CIPIKA-cipiki di masa penyebaran virus corona menjadi dilema baru, terutama di benua biru, Eropa. Di Eropa Utara yang menjaga tradisi, kekhawatiran haruskah mereka melupakan tradisi berjabat tangan yang sakral itu bergulir.
Komisaris khusus pemerintah untuk virus corona di Italia, Angelo Borrelli mengungkapkan, Italia bisa berkontribusi pada penyebaran virus tersebut, sampai saat ini setidaknya ada lebih dari 1.000 orang yang positif Covid-19 dengan 29 kematian, yang hampir semuanya berada di bagian utara Italia.
Hanya saja, seperti dikutip dari AP, belum ada kebijakan resmi tentang kebiasaan sosial di sana. Sosiolog mengungkapkan hal ini berakar pada budaya Mediterania Italia serta struktur keluarga dan sosialnya yang kuat.
“Kami memiliki kehidupan sosial kolektif yang sangat luas dan ekspansif. Kami memiliki banyak kontak, berjabat tangan, saling mencium, dan saling berpelukan,” kata Borelli, “Mungkin lebih baik pada periode ini untuk tidak berjabat tangan, dan tak memiliki terlalu banyak kontak, mencoba sedikit kurang ekspansif, yang mana ini sangat berbeda dari saya biasanya.”
BACA JUGA:Â Virus Corona Masuk RI, MUI Ajak Umat Perbanyak Tobat dan Qunut Nazilah
Di Prancis, Menteri Kesehatan Olivier Veran menyarankan orang untuk mengurangi la bise, kebiasaan orang Prancis untuk memberikan salam dengan ciuman, kiss by, cipika-cipiki, ataupun berjabat tangan.
Di Spanyol, negara yang punya tradisi yag berakar kuat dengan ciuman pipi dalam pertukaran sosial dan profesional, kebiasaan ini masih berjalan.
Di Jerman, di mana anak-anak diajarkan berjabat tangan dengan orang dewasa dan kekuatan cengkeraman dianggap berkorelasi dengan kekuatan kepribadian, para ahli kesehatan dan dokter berusaha membujuk orang untuk keluar dari etika tradisional tersebut.

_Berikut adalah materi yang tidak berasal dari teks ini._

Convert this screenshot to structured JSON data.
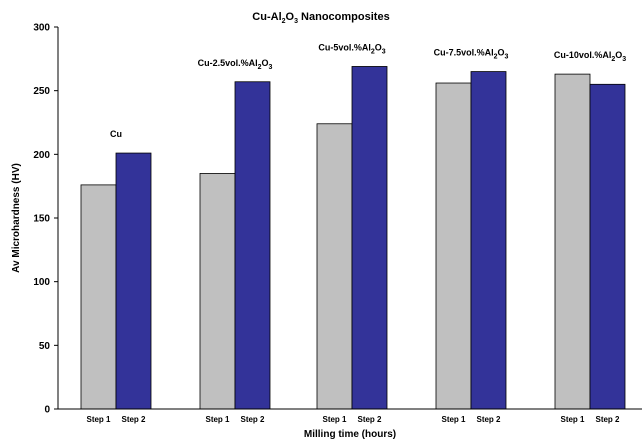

Di rumah sakit Virchow di Berlin, dokter tidak hanya berhenti berjabatan tangan dengan pasien mereka – bahkan yang tidak menular sekalipun. Para ahli kesehatan telah memperingatkan bahwa berjabatan tangan adalah cara utama untuk menyebarkan penyakit ini.
Giampaolo Nuvolati, seorang sosiolog perkotaan di University of Milan-Bicocca, Italia, mengatakan bahwa kebiasaan orang Italia untuk berciuman pipi alias cipika-cipiki adalah ekspresi kepercayaan yang tidak mungkin terguncang oleh virus. Tapi dia mengatakan sesuatu yang lebih mendasar mungkin berubah.
“Setelah ini berlalu, kami akan memahami bahwa kami tidak dapat menghadapi masalah sendirian, bahwa kami membutuhkan orang lain di luar keluarga dan teman dekat,” kata Nuvolati, “Ada komunitas, ada institusi. Mungkin itu akan menciptakan solidaritas yang lebih luas, tidak hanya terbatas pada teman dan keluarga.”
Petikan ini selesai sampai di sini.